Considering my second job is serving, and my wage will go up with the minimum wage increase, I should be excited right?
But I feel as though the joy that automatically accompanies this increase is a bit superficial and should be approached, like everything politicians love to announce, with skepticism.
The minimum wage will be raised to $8.75 on May 1. It will increase to $9.50 on Nov. 1, before hitting $10.25 in May 2012. The $6 training wage will be repealed as of May, and there's a separate minimum wage for liquor servers.
The minimum wage for alcohol servers is currently $8 an hour. It will rise to $8.50 on May 1, $8.75 on Nov. 1, and $9 in May 2012.
I think it's kind of like the initial excitement Canadians felt when the Loonie started going up and up to the point where it's basically worth the same as the U.S. dollar until Canadians realized Americans weren't coming to play and spend in Canada as much and that the bargain prices across the border had become dramatically more attractive.
Yes, I think it's good that fast food restaurants will no longer get away with paying $8 an hour to those who live below the poverty line.
My first real job (other than mucking out horse stalls for riding lessons) was working customer service at McDonald's in Mission and I can genuinely get behind any initiative to pay those employees more.
You deal with a lot working at a fast food restaurant delivering speedy, friendly and efficient service and often for people who don't realize they're talking to a person and not a McMenu.
The current minimum wage pays full-time employees $1,280 per month. Now, take a minute and imagine how quickly that entire cheque would disappear into rent, groceries, daycare and car payments Gone.
This increase could mean more than 4,000 additional dollars annually for a full-time employee, which isn't nothing but not that many employers actually pay their employees such a low wage unless they're servers who earn their living on tips.
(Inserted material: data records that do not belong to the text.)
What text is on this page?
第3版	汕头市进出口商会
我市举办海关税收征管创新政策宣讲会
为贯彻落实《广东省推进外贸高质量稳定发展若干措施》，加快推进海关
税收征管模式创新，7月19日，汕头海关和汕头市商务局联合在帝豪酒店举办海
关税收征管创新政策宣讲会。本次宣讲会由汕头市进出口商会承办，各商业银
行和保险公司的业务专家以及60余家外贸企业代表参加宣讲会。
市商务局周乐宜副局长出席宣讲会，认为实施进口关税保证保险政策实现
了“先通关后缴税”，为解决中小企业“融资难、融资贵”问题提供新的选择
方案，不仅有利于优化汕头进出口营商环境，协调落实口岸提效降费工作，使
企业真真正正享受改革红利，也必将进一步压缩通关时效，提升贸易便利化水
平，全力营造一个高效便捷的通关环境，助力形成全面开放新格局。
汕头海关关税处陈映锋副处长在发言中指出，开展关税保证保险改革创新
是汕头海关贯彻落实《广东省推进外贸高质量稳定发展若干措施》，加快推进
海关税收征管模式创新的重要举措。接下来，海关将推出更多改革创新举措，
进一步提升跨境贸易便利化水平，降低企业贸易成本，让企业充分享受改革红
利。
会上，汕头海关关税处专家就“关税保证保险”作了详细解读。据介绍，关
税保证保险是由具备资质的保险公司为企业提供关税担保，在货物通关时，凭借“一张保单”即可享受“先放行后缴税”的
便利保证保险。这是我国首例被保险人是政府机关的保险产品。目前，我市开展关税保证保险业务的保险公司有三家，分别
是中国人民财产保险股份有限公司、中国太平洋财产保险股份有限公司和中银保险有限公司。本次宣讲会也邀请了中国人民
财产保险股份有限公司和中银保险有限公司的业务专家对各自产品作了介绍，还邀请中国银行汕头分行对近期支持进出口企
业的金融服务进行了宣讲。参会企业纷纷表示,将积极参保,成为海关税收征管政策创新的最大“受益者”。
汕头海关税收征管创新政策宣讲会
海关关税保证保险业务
In 2009, only 41,000 British Columbians earned minimum wage or less that's not even one per cent of the province's population.
So who is shelling out these wage increases?
Well, it'll have to come from everyone involved because restaurant owners sure don't have money lying around with the current economy, the new harmonized sales tax and rising food prices. Add in the harsher drinking and driving laws that ensures a lower chequebook balance and that's why a restaurant near you has likely closed in the past six months.
The immediate fear becomes job loss and numerous business owners across the province have said this is a possibility.
If a restaurant makes $500,000 per year and its wage cost is generally 30 per cent, or $150,000, and the wage goes up 30 per cent, that's a $45,000 increase.
What budget does that come from? Most restaurants and pubs, who will likely be the hardest hit, are already down this year.
I would predict business owners will have to decrease the number of servers in a restaurant, which results in poorer quality service, which in turn results in less tips and probably a lower return overall.
Or maybe the number of hostesses, who don't serve alcohol but do receive a bit at tip-out, will decrease.
Jim Sinclair, president of the B.C. Federation of Labour, took issue with the job-losses threat, however, calling it a "bogeyman."
"I don't believe businesses make it or break it on these kinds of wages," he said.
Then what will? Businesses are not indestructible.
I say let the economy dictate salaries there will always be employers who pinch every penny they can get and don't pay their staff properly, but most good employers know that happy employees are better employees in general.
Then again, maybe I have too much faith in people.